著者ご挨拶
『ルシエスの最強神探索旅行記――付 孤児ルシエスの旅立ち』を手にしてくれてありがとう。この本は題の通り、おれ、すなわちルシエスが最強の神を求めてあちらこちらを旅した記録をまとめ、それに旅に出るまでの生い立ちを付けたものだ。
その旅はいまも続いている。切りのいいところで記録を本屋に渡すと本にして、荷の届く土地ならどこにでも配ってくれる。で、買ったり借りたりしてくれた代金の一部がおれの路銀になるっていう仕組みだ。だから、もう一度言うけど、読んでくれてありがとう。
さて、すぐに本文を読みたいだろうが、まずは自己紹介をさせてほしい。もちろん、著者の育ちや外見、身なりなんて知ってもしょうがないって思ってる人や、ルシエスはもう知ってるって読者は、この序は飛ばしてもかまわない。でも、おれとしてはおれについて知ってもらってから旅の記録を読んでもらうほうがいい。読み手が文を読んで心に絵を描くとき、そこに記号じゃない人間が登場してほしいからだ。
じゃあ、おれについて。
おれの名は、冒頭でも書いたとおりルシエス。ほんとはルシェソルトゥスって名だが、長いし言いにくいのでルシエスで通ってる。家名はない。そんなたいそうなご身分じゃない。人種は帝国人、だと思う。思うってのは、おれは捨て子で、名前は孤児院の院長でもある神官長がつけてくれたからはっきりとはわからない。ルシェソルトゥスは昔の言葉で夜明けって意味で、生まれて数ヶ巡月のおれが見つかったのが夜明けだからだ。グレシャ教団が運営する孤児院の門前に置かれていた。手紙もなにも付いてなかったそうだ。

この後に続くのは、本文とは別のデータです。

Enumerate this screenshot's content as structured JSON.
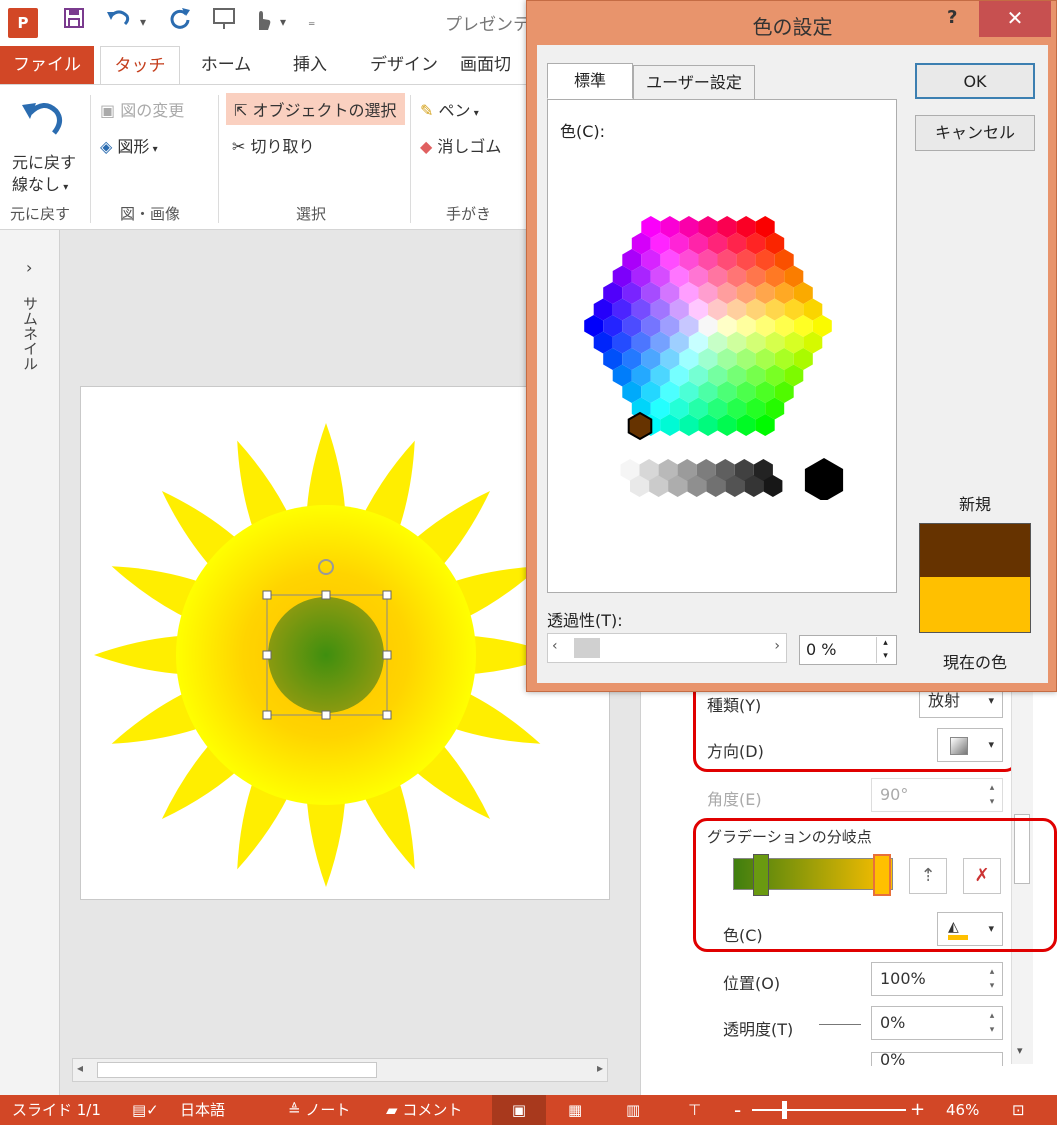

孤児院での暮らしは厳しかったし、贅沢はできなかったけど、おかげで人並み以上に読み書きや算術ができるようになった。そのうえ、自分で自分を守れるくらいの武術も身につけた。
いや、これについてはちょっとばかり自慢させてもらうが、グレシャ教団のあるドゥミナウス様の領地において、おれは徒手空拳、および短剣を使った武術で一番になった。兵士にならないかとなんども誘いがあったが、神官長は苦い顔をして断った。どうやら教会警護を兼ねた神官にしたかったらしい。どっちもならなかったけど。

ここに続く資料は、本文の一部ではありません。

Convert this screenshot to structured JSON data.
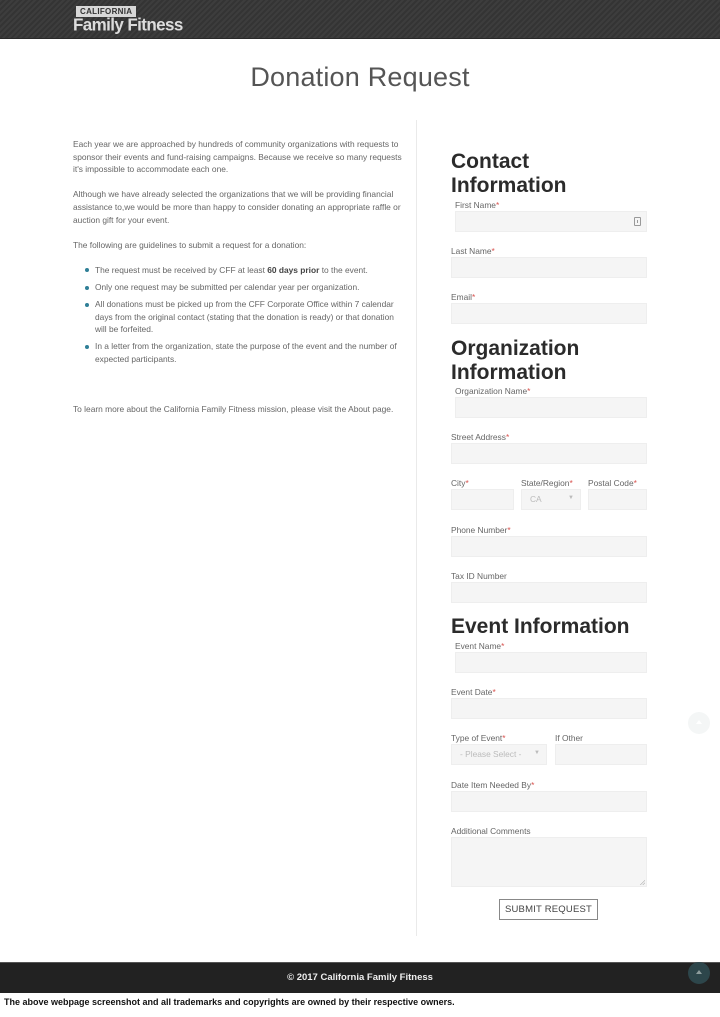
{
  "header": {
    "logo_top": "CALIFORNIA",
    "logo_bottom": "Family Fitness"
  },
  "page_title": "Donation Request",
  "intro": {
    "paragraphs": [
      "Each year we are approached by hundreds of community organizations with requests to sponsor their events and fund-raising campaigns. Because we receive so many requests it's impossible to accommodate each one.",
      "Although we have already selected the organizations that we will be providing financial assistance to,we would be more than happy to consider donating an appropriate raffle or auction gift for your event.",
      "The following are guidelines to submit a request for a donation:"
    ],
    "guidelines": [
      {
        "before": "The request must be received by CFF at least ",
        "bold": "60 days prior",
        "after": " to the event."
      },
      {
        "text": "Only one request may be submitted per calendar year per organization."
      },
      {
        "text": "All donations must be picked up from the CFF Corporate Office within 7 calendar days from the original contact (stating that the donation is ready) or that donation will be forfeited."
      },
      {
        "text": "In a letter from the organization, state the purpose of the event and the number of expected participants."
      }
    ],
    "mission_before": "To learn more about the California Family Fitness mission, please visit the ",
    "mission_link": "About",
    "mission_after": " page."
  },
  "form": {
    "required_mark": "*",
    "contact_heading_1": "Contact",
    "contact_heading_2": "Information",
    "first_name": "First Name",
    "last_name": "Last Name",
    "email": "Email",
    "org_heading_1": "Organization",
    "org_heading_2": "Information",
    "org_name": "Organization Name",
    "street": "Street Address",
    "city": "City",
    "state": "State/Region",
    "state_value": "CA",
    "postal": "Postal Code",
    "phone": "Phone Number",
    "tax_id": "Tax ID Number",
    "event_heading": "Event Information",
    "event_name": "Event Name",
    "event_date": "Event Date",
    "event_type": "Type of Event",
    "event_type_value": "- Please Select -",
    "if_other": "If Other",
    "date_needed": "Date Item Needed By",
    "comments": "Additional Comments",
    "submit": "SUBMIT REQUEST"
  },
  "footer": {
    "copyright": "© 2017 California Family Fitness"
  },
  "disclaimer": "The above webpage screenshot and all trademarks and copyrights are owned by their respective owners."
}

育ちの話は付記の『孤児ルシエスの旅立ち』でするのでこのくらいにしておく。次は見た目。
おれの外見は先にも書いたとおり、帝国人の男だ。立つか立たないかぎりぎりの短い髪は黒、瞳は濃い焦げ茶。肌は黄色がかった白。顔は……、顔は気に入らない。子供っぽいのだ。成人したのに顎ががっしりしない。まじない医によると大人になってから生える一番奥の歯が四本ともまったく無いと言う。
童顔の下は人並みよりは大柄だ。人によく言われるが、体つきだけでいかにもできそうなので、顔がちょっとくらい幼く見えても手を出そうなんて奴はいない。それに武術で一番になってからは人から嘲られたり、からかわれたりはなかった。
身なりはりゅうとして、とは言いがたい。旅装は商人のようだが古着でくすんだ印象だ。胸など急所のみ革の防具で覆っている。一切合財を背負い袋に放り込んでるが、短剣だけは腰にさしてあり、いつでも使える。まあ、あまり目立ったところはない。もしすれ違ってもわからないだろう。
それがいい。おれはだれにも邪魔されずに最強神を探索したい。そしてその信者になるんだ。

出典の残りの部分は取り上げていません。